You do not have to agree with every choice he made to recognize the through-line: he treated unbearable suffering as a problem that compassion might address, not only as a billing code or a family meeting where everyone agrees to “do everything.” Prosecutors and juries saw a line crossed. Many families saw something else—a willingness to say out loud what polite society kept in the hallway.

Reasonable people disagree on where the line should be: who decides, what safeguards matter, how to protect the vulnerable from pressure.

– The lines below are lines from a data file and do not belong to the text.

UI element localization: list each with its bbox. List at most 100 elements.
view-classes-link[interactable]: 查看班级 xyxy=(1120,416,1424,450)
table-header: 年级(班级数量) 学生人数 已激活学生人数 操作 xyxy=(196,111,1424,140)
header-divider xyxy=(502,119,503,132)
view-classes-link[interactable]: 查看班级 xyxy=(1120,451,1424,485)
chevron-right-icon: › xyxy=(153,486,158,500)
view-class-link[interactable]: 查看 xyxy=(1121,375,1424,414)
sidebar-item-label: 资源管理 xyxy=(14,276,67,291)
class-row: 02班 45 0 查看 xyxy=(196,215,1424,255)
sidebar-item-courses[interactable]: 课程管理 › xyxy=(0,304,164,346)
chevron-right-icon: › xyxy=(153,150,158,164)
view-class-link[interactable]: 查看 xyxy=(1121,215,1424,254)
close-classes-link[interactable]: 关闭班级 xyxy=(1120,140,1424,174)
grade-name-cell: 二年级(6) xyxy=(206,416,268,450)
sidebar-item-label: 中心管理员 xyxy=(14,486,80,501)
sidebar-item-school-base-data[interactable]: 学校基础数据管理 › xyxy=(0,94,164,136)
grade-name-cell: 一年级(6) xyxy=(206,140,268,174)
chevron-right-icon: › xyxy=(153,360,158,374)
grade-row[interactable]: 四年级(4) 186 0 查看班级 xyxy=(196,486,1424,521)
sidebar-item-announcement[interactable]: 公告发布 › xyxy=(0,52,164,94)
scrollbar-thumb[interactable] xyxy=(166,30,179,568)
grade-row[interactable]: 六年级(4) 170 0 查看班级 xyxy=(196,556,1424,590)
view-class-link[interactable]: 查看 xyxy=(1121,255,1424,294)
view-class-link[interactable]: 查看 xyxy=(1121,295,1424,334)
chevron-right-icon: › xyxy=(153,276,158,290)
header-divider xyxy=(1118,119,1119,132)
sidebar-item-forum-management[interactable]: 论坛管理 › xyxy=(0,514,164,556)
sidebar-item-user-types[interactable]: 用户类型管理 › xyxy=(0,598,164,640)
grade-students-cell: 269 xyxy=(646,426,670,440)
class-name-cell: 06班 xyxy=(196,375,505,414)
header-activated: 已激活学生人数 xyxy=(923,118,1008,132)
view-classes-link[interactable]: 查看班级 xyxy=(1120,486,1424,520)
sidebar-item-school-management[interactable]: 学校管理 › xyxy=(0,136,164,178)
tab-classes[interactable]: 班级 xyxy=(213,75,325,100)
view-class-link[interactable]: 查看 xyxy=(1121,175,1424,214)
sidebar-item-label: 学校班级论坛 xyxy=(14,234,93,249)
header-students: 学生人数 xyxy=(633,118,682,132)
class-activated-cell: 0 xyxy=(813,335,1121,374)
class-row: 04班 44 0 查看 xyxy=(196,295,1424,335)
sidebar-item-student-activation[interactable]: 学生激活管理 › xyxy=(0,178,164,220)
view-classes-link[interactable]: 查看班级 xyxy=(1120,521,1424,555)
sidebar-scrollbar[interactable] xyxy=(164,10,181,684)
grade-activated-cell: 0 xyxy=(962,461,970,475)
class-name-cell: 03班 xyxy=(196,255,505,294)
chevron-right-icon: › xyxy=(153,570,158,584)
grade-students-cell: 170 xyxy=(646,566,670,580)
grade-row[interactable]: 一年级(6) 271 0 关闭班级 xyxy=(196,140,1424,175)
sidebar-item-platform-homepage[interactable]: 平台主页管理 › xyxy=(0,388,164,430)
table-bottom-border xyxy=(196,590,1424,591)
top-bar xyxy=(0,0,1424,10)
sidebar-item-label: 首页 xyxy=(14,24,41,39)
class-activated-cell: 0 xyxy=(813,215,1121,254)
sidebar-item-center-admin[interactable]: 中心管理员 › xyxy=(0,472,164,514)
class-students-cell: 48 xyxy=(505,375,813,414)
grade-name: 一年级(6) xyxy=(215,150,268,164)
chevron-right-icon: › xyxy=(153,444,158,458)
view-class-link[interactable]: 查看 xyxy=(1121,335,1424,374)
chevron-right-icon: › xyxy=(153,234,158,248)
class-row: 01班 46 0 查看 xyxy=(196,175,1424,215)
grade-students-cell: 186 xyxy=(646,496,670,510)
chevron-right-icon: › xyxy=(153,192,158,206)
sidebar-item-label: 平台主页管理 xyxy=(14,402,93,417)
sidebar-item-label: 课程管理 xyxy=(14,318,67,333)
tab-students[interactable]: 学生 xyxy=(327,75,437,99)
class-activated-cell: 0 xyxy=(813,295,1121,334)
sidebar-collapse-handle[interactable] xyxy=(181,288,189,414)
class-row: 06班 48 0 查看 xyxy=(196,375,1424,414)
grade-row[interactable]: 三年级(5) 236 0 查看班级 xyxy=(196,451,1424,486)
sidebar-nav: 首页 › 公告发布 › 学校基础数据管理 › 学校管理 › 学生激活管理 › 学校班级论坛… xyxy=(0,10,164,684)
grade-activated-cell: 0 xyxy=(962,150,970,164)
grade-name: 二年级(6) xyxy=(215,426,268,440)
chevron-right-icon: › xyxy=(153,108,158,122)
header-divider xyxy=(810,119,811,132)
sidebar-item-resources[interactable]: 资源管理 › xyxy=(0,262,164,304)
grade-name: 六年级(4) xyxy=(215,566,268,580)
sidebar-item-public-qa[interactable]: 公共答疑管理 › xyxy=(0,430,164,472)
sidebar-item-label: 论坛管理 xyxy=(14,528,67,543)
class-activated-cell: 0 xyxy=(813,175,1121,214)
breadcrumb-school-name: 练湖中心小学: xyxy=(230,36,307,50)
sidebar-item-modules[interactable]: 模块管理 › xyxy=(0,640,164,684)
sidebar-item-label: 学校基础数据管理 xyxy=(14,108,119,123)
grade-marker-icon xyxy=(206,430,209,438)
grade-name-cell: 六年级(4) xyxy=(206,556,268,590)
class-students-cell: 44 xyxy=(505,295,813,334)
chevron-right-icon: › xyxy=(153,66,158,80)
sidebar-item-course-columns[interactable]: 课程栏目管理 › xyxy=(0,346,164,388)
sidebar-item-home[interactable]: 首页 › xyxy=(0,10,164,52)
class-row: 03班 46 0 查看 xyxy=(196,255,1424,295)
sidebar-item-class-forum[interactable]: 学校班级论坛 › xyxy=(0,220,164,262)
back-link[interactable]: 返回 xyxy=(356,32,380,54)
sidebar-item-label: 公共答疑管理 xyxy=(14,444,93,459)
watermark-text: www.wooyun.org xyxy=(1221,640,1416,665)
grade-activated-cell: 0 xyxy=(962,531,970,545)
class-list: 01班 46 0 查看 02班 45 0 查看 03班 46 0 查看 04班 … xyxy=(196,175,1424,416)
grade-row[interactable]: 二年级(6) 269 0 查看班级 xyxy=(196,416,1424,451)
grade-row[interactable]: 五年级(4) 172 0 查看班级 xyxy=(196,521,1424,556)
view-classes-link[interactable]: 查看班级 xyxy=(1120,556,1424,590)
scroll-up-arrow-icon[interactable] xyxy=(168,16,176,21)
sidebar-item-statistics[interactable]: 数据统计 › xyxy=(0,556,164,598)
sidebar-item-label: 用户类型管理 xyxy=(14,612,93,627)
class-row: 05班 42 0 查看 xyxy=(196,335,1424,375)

Those are serious questions. But a sympathetic reading of Kevorkian is not glorification; it is refusing to let the bumper-sticker version replace the moral one. He forced a conversation we still barely know how to have.


What would it look like to be “humane” in the human sense—not as a brand, not as a slogan, but as a practice?

It would mean honest conversations before the crisis: what matters to you, what you would refuse, who speaks for you when you cannot. It would mean medical culture that treats comfort and clarity as equal partners to intervention. It would mean law that allows carefully defined aid in dying where people already have it, and public debate that treats the wish for a peaceful exit as something other than failure or sin.

Until then, we will keep living inside the contradiction: we prove our love for animals by helping them leave gently, and we prove our love for people by—too often—asking them to stay past the point where stay is still a gift.

That is not humanity at its best. It is something we should name, and change.